Whole chicken tagine with green olives & mint
SERVES 6 PREP + COOK TIME 7 HOURS
An aromatic and rich Moroccan stew, the Arabic spice mix ras el hanout paired with preserved lemon, green olives, ginger and honey gives this dish wonderful complexity. Serve with Pistachio & mint pesto (see recipe right) or peppery salad greens such as watercress or chicory.
2 tablespoons extra virgin olive oil 2 tablespoons ras el hanout
1.8kg whole chicken
1 large (200g) onion, sliced thickly 3 cloves garlic, crushed
2 teaspoons finely grated ginger 1 teaspoon dried chilli flakes ½ teaspoon ground turmeric 800g baby potatoes, halved ½ cup (125ml) chicken stock 2 tablespoons chopped preserved lemon 1 tablespoon honey 1 cup (120g) green olives 1 tablespoon lemon juice shredded fresh mint leaves and chopped pistachios, to serve
1 Heat half the oil in a 4.5-litre (18-cup) slow cooker on sear (high) setting. Rub ras el hanout all over the chicken. Tie legs together with kitchen string. Place chicken in cooker; cook, turning, for 20 minutes or until well browned all over. Remove chicken from cooker and set aside.

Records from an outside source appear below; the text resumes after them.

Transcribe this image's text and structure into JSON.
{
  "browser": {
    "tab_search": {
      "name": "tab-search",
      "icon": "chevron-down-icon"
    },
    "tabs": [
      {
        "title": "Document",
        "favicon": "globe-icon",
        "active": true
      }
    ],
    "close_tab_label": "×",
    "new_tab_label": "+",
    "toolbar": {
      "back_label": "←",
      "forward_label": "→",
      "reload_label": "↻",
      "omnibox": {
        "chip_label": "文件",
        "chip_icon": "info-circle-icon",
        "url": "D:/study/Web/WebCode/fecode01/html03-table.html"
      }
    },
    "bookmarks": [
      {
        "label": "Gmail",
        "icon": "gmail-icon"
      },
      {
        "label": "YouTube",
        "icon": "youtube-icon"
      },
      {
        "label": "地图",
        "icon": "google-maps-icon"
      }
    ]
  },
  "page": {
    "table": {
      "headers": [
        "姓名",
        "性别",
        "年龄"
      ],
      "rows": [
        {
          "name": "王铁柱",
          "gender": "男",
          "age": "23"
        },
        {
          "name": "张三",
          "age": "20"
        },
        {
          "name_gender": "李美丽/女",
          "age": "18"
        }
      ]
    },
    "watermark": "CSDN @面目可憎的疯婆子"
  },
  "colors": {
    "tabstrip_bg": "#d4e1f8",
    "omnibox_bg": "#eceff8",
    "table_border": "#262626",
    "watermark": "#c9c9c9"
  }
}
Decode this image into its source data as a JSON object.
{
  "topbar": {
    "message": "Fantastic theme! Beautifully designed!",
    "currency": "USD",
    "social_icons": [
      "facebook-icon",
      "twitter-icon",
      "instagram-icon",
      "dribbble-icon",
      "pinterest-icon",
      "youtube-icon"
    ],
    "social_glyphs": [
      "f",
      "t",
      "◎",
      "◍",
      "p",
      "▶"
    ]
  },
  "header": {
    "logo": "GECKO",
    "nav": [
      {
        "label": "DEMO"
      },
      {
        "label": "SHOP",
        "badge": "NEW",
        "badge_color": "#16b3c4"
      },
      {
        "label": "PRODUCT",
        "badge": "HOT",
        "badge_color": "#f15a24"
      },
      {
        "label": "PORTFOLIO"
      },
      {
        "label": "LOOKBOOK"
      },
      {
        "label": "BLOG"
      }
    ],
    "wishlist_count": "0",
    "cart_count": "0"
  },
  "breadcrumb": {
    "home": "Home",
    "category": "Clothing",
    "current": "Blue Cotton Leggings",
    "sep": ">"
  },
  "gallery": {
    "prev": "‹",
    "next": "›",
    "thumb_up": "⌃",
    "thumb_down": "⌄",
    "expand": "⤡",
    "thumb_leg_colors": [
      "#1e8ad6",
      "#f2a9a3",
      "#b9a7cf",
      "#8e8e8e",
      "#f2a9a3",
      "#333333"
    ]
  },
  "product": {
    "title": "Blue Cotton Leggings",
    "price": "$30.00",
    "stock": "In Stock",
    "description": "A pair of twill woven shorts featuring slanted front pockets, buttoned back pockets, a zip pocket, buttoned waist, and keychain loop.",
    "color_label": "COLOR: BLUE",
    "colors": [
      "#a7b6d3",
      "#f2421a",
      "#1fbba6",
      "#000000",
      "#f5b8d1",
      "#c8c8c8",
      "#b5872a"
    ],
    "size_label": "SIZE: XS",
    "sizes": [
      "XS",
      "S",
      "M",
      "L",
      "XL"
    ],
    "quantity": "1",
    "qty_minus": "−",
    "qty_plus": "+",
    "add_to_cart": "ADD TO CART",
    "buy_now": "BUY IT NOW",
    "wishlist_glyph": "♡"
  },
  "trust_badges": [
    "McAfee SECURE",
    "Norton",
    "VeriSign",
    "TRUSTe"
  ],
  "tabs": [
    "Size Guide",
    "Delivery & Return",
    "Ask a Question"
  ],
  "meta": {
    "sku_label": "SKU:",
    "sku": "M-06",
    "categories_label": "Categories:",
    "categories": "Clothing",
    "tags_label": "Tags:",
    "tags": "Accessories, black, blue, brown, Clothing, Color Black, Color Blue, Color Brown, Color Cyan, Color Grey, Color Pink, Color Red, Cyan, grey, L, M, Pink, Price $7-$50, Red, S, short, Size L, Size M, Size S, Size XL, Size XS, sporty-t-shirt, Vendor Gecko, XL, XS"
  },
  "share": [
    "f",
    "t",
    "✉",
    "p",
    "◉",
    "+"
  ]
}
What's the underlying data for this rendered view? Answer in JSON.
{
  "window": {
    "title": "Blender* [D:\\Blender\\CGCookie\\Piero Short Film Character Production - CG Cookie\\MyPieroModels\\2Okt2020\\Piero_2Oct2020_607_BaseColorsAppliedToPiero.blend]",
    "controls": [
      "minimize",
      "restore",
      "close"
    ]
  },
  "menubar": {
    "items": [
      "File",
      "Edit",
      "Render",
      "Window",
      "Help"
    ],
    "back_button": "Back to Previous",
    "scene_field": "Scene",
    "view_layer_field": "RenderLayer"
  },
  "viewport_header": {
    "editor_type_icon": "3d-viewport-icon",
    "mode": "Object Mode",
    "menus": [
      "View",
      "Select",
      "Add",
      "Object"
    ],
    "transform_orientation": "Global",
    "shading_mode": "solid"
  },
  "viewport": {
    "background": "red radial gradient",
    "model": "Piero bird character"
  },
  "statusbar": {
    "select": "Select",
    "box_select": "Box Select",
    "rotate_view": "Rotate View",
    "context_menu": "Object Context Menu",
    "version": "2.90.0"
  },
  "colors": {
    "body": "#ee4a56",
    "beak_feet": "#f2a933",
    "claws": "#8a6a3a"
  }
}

2 Heat remaining oil in cooker on medium. Cook onion, garlic, ginger, chilli and turmeric, stirring, for 5 minutes or until onion softens. Add potatoes; cook, stirring, for 5 minutes or until browned. Add stock and preserved lemon. Place chicken on top of potatoes; drizzle with honey. Cook, covered, on low for 6 hours.
3 Remove chicken from cooker and set aside; cover to keep warm. Add olives and lemon juice to potato in cooker; mix to combine. Season. 4 Cut chicken into pieces; serve with potatoes and sauce, topped with shredded mint and chopped pistachios or pesto (see recipe right). Suitable to freeze at the end of step 3 for up to 3 months.